The Théâtre Silvia-Monfort (/fr/) is a theatre company and building in Paris, located at 106 rue Brancion in the 15th arrondissement. It has 456 seats and its stage is 15m wide by 7m high.

==History==
In 1972, Silvia Monfort set up the Carré Thorigny in a scrap metal warehouse in Paris's Marais, where she hosted contemporary and classic plays as well as dance and music. She favoured Cirque Grüss's installation in the courtyard of the hôtel Salé. This first Carré was named "cultural centre of Les Halles and the Marais" by the town council of Paris and the French Ministry of Culture. In 1974 the Carré moved into the abandoned premises of the théâtre de la Gaîté-Lyrique, setting up the Grüss circus in the square outside the theatre and taking the name "Nouveau Carré Silvia-Monfort". It was promoted to "Centre d’animation culturelle de Paris". In 1977, the Nouveau Carré moved again, this time into a tent in the Jardin d'Acclimatation then on the Plateau Beaubourg before finally settling in 1979 on the site of the former abattoirs in Vaugirard, where it set up one tent for the circus and a second for the theatre.

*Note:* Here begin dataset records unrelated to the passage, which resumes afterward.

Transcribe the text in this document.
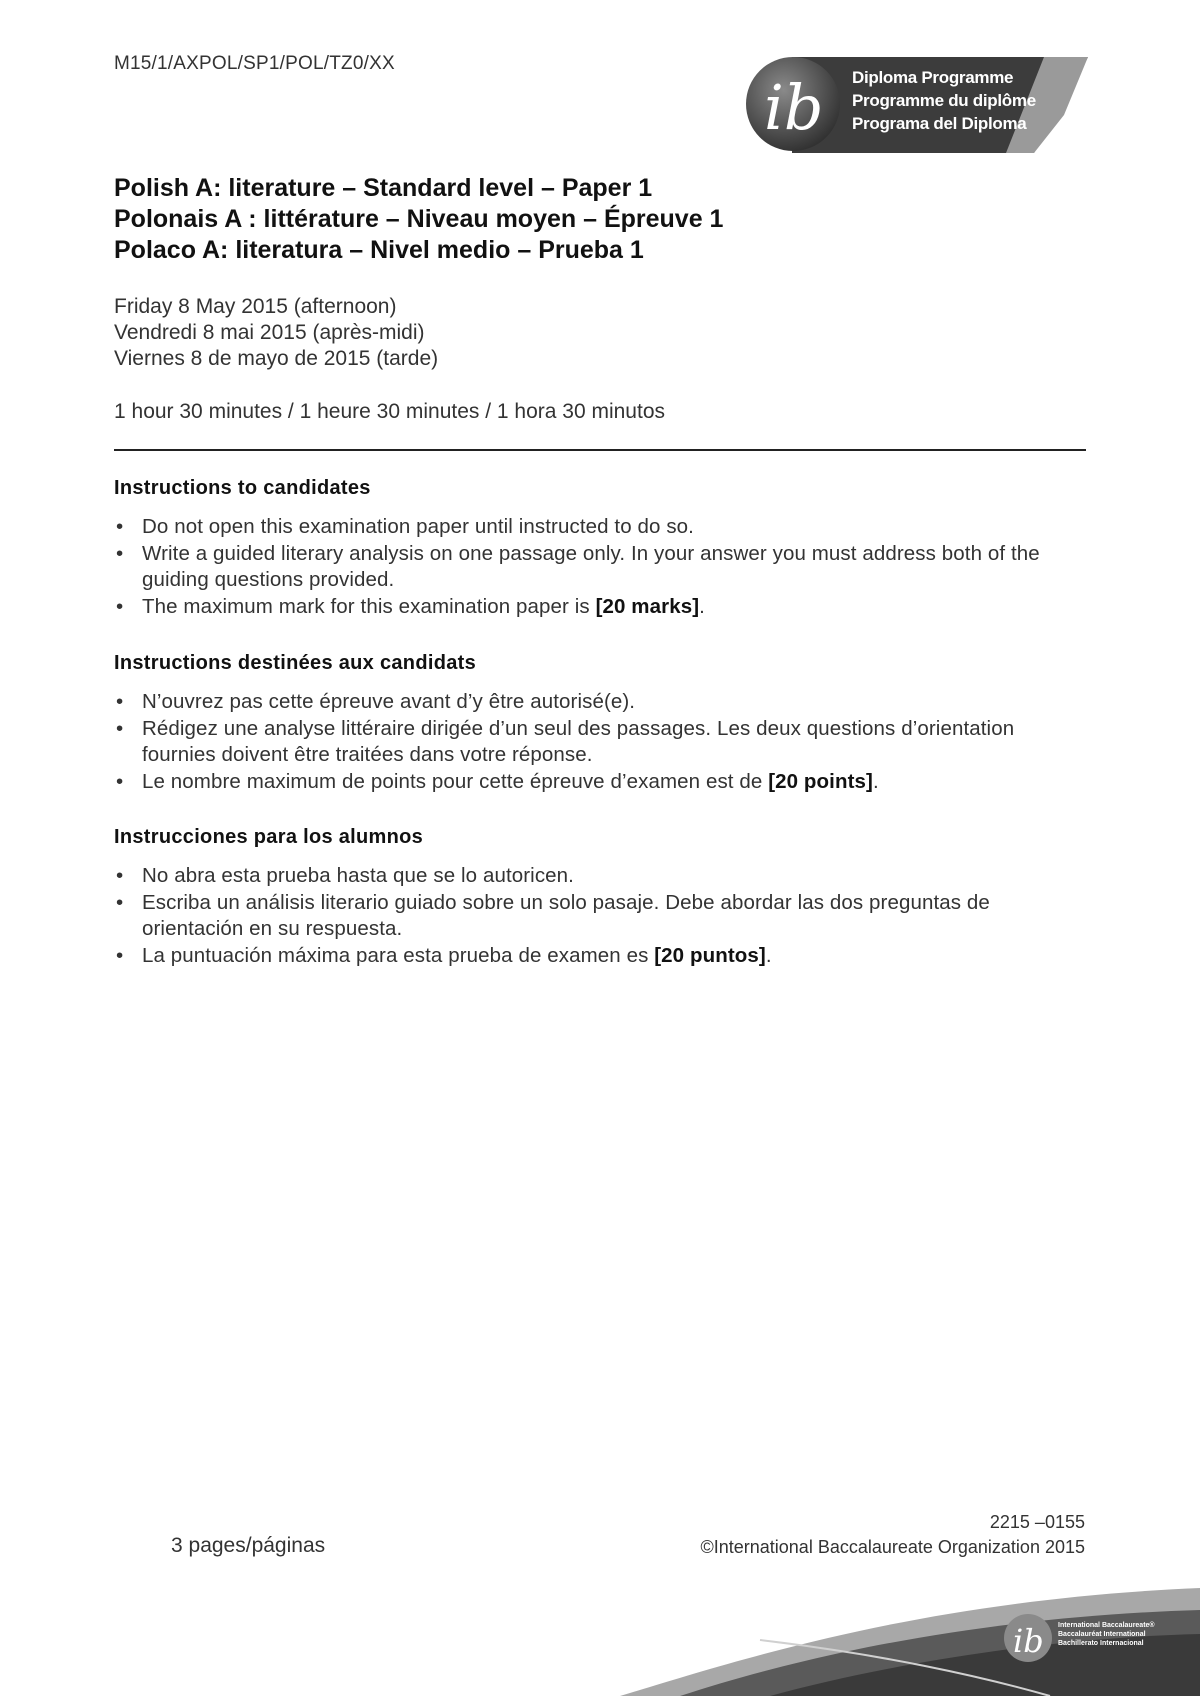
M15/1/AXPOL/SP1/POL/TZ0/XX
ib Diploma Programme
Programme du diplôme
Programa del Diploma
Polish A: literature – Standard level – Paper 1
Polonais A : littérature – Niveau moyen – Épreuve 1
Polaco A: literatura – Nivel medio – Prueba 1
Friday 8 May 2015 (afternoon)
Vendredi 8 mai 2015 (après-midi)
Viernes 8 de mayo de 2015 (tarde)
1 hour 30 minutes / 1 heure 30 minutes / 1 hora 30 minutos
Instructions to candidates
• Do not open this examination paper until instructed to do so.
• Write a guided literary analysis on one passage only. In your answer you must address both of the guiding questions provided.
• The maximum mark for this examination paper is [20 marks].
Instructions destinées aux candidats
• N’ouvrez pas cette épreuve avant d’y être autorisé(e).
• Rédigez une analyse littéraire dirigée d’un seul des passages. Les deux questions d’orientation fournies doivent être traitées dans votre réponse.
• Le nombre maximum de points pour cette épreuve d’examen est de [20 points].
Instrucciones para los alumnos
• No abra esta prueba hasta que se lo autoricen.
• Escriba un análisis literario guiado sobre un solo pasaje. Debe abordar las dos preguntas de orientación en su respuesta.
• La puntuación máxima para esta prueba de examen es [20 puntos].
3 pages/páginas
2215 –0155
©International Baccalaureate Organization 2015
ib International Baccalaureate®
Baccalauréat International
Bachillerato Internacional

In May 1989 the Carré Silvia-Monfort ended its time in tents to build a permanent theatre designed by the architect Claude Parent. Housed on the former access ramp into the abattoirs, it would be a hexagonal metallic pyramid 23m high beside the parc Georges-Brassens. On Silvia Monfort's death in spring 1991, whilst the theatre was still under construction, the Conseil de Paris unanimously decided to name it after her. The mairie de Paris also made Régis Santon its head. It finally opened on 7 January 1992, with a production of Jean Anouilh's La Valse des Torréadors. Since September 2009, under the leadership of Laurence de Magalhaes and Stéphane Ricordel, the Théâtre Silvia Monfort changed its outer appearance, adding coloured images, a bar and refurbished dressing rooms mixing up the universes of 1970s circus caravans and a garden terrace.